Le retour politique de Joseph Kabila après 17 ans d’un pouvoir chaotique et sans partage interroge, alors que les rebelles du M23 et leur soutien rwandais ont pris le contrôle de vastes territoires du Nord et du Sud-Kivu.

On le disait taiseux. On le qualifiait de « roi du silence ». Aujourd’hui, l’ancien président congolais, Joseph Kabila, parle beaucoup. Peut-être même un peu trop, quitte à brouiller les pistes des messages qu’il souhaite distiller. Revoilà donc Joseph Kabila après 6 ans de mutisme, dans un moment charnière de l’histoire du Congo.

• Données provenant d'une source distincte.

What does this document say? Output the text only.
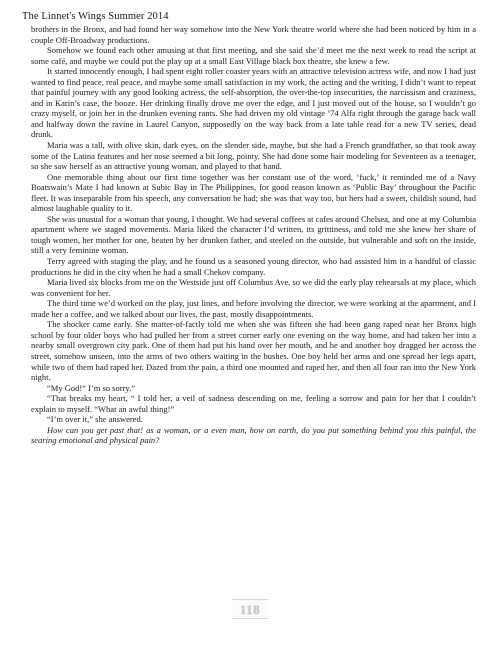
The Linnet's Wings Summer 2014

brothers in the Bronx, and had found her way somehow into the New York theatre world where she had been noticed by him in a couple Off-Broadway productions.

Somehow we found each other amusing at that first meeting, and she said she’d meet me the next week to read the script at some café, and maybe we could put the play up at a small East Village black box theatre, she knew a few.

It started innocently enough, I had spent eight roller coaster years with an attractive television actress wife, and now I had just wanted to find peace, real peace, and maybe some small satisfaction in my work, the acting and the writing, I didn’t want to repeat that painful journey with any good looking actress, the self-absorption, the over-the-top insecurities, the narcissism and craziness, and in Karin’s case, the booze. Her drinking finally drove me over the edge, and I just moved out of the house, so I wouldn’t go crazy myself, or join her in the drunken evening rants. She had driven my old vintage ’74 Alfa right through the garage back wall and halfway down the ravine in Laurel Canyon, supposedly on the way back from a late table read for a new TV series, dead drunk.

Maria was a tall, with olive skin, dark eyes, on the slender side, maybe, but she had a French grandfather, so that took away some of the Latina features and her nose seemed a bit long, pointy. She had done some hair modeling for Seventeen as a teenager, so she saw herself as an attractive young woman, and played to that hand.

One memorable thing about our first time together was her constant use of the word, ‘fuck,’ it reminded me of a Navy Boatswain’s Mate I had known at Subic Bay in The Philippines, for good reason known as ‘Public Bay’ throughout the Pacific fleet. It was inseparable from his speech, any conversation he had; she was that way too, but hers had a sweet, childish sound, had almost laughable quality to it.

She was unusual for a woman that young, I thought. We had several coffees at cafes around Chelsea, and one at my Columbia apartment where we staged movements. Maria liked the character I’d written, its grittiness, and told me she knew her share of tough women, her mother for one, beaten by her drunken father, and steeled on the outside, but vulnerable and soft on the inside, still a very feminine woman.

Terry agreed with staging the play, and he found us a seasoned young director, who had assisted him in a handful of classic productions he did in the city when he had a small Chekov company.

Maria lived six blocks from me on the Westside just off Columbus Ave, so we did the early play rehearsals at my place, which was convenient for her.

The third time we’d worked on the play, just lines, and before involving the director, we were working at the apartment, and I made her a coffee, and we talked about our lives, the past, mostly disappointments.

The shocker came early. She matter-of-factly told me when she was fifteen she had been gang raped near her Bronx high school by four older boys who had pulled her from a street corner early one evening on the way home, and had taken her into a nearby small overgrown city park. One of them had put his hand over her mouth, and he and another boy dragged her across the street, somehow unseen, into the arms of two others waiting in the bushes. One boy held her arms and one spread her legs apart, while two of them had raped her. Dazed from the pain, a third one mounted and raped her, and then all four ran into the New York night.

“My God!” I’m so sorry.”

“That breaks my heart, “ I told her, a veil of sadness descending on me, feeling a sorrow and pain for her that I couldn’t explain to myself. “What an awful thing!”

“I’m over it,” she answered.

How can you get past that! as a woman, or a even man, how on earth, do you put something behind you this painful, the searing emotional and physical pain?

118
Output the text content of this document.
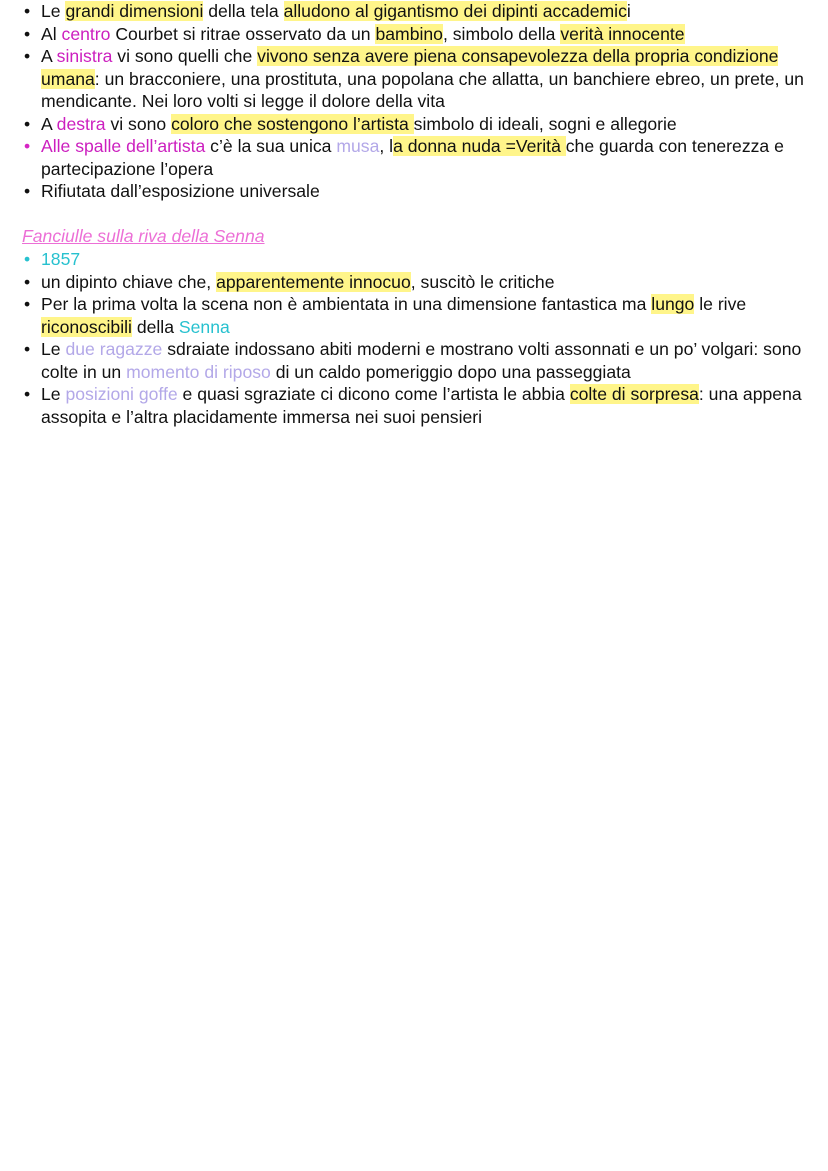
• Le grandi dimensioni della tela alludono al gigantismo dei dipinti accademici
• Al centro Courbet si ritrae osservato da un bambino, simbolo della verità innocente
• A sinistra vi sono quelli che vivono senza avere piena consapevolezza della propria condizione umana: un bracconiere, una prostituta, una popolana che allatta, un banchiere ebreo, un prete, un mendicante. Nei loro volti si legge il dolore della vita
• A destra vi sono coloro che sostengono l’artista simbolo di ideali, sogni e allegorie
• Alle spalle dell’artista c’è la sua unica musa, la donna nuda =Verità che guarda con tenerezza e partecipazione l’opera
• Rifiutata dall’esposizione universale
Fanciulle sulla riva della Senna
• 1857
• un dipinto chiave che, apparentemente innocuo, suscitò le critiche
• Per la prima volta la scena non è ambientata in una dimensione fantastica ma lungo le rive riconoscibili della Senna
• Le due ragazze sdraiate indossano abiti moderni e mostrano volti assonnati e un po’ volgari: sono colte in un momento di riposo di un caldo pomeriggio dopo una passeggiata
• Le posizioni goffe e quasi sgraziate ci dicono come l’artista le abbia colte di sorpresa: una appena assopita e l’altra placidamente immersa nei suoi pensieri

La RDC traverse, en effet, une crise sécuritaire inédite, alors que les rebelles du M23, appuyés par le Rwanda, se sont emparés des deux plus importantes villes des Kivu, Goma et Bukavu. Une prise de parole qui intervient dans un contexte d’extrême affaiblissement du président Félix Tshisekedi. Un timing bien choisi qui n’est sûrement pas le fruit du hasard. La sortie médiatique de Joseph Kabila s’est déroulée en deux temps. L’ancien président s’est d’abord fendu d’une tribune dans le journal sud-africain The Sunday Times. La charge est violente sur la situation de la République démocratique du Congo (RDC) : « L’implosion est imminente. Si le problème congolais n’est pas traité en profondeur, la crise persistera bien au-delà du conflit avec le Rwanda. »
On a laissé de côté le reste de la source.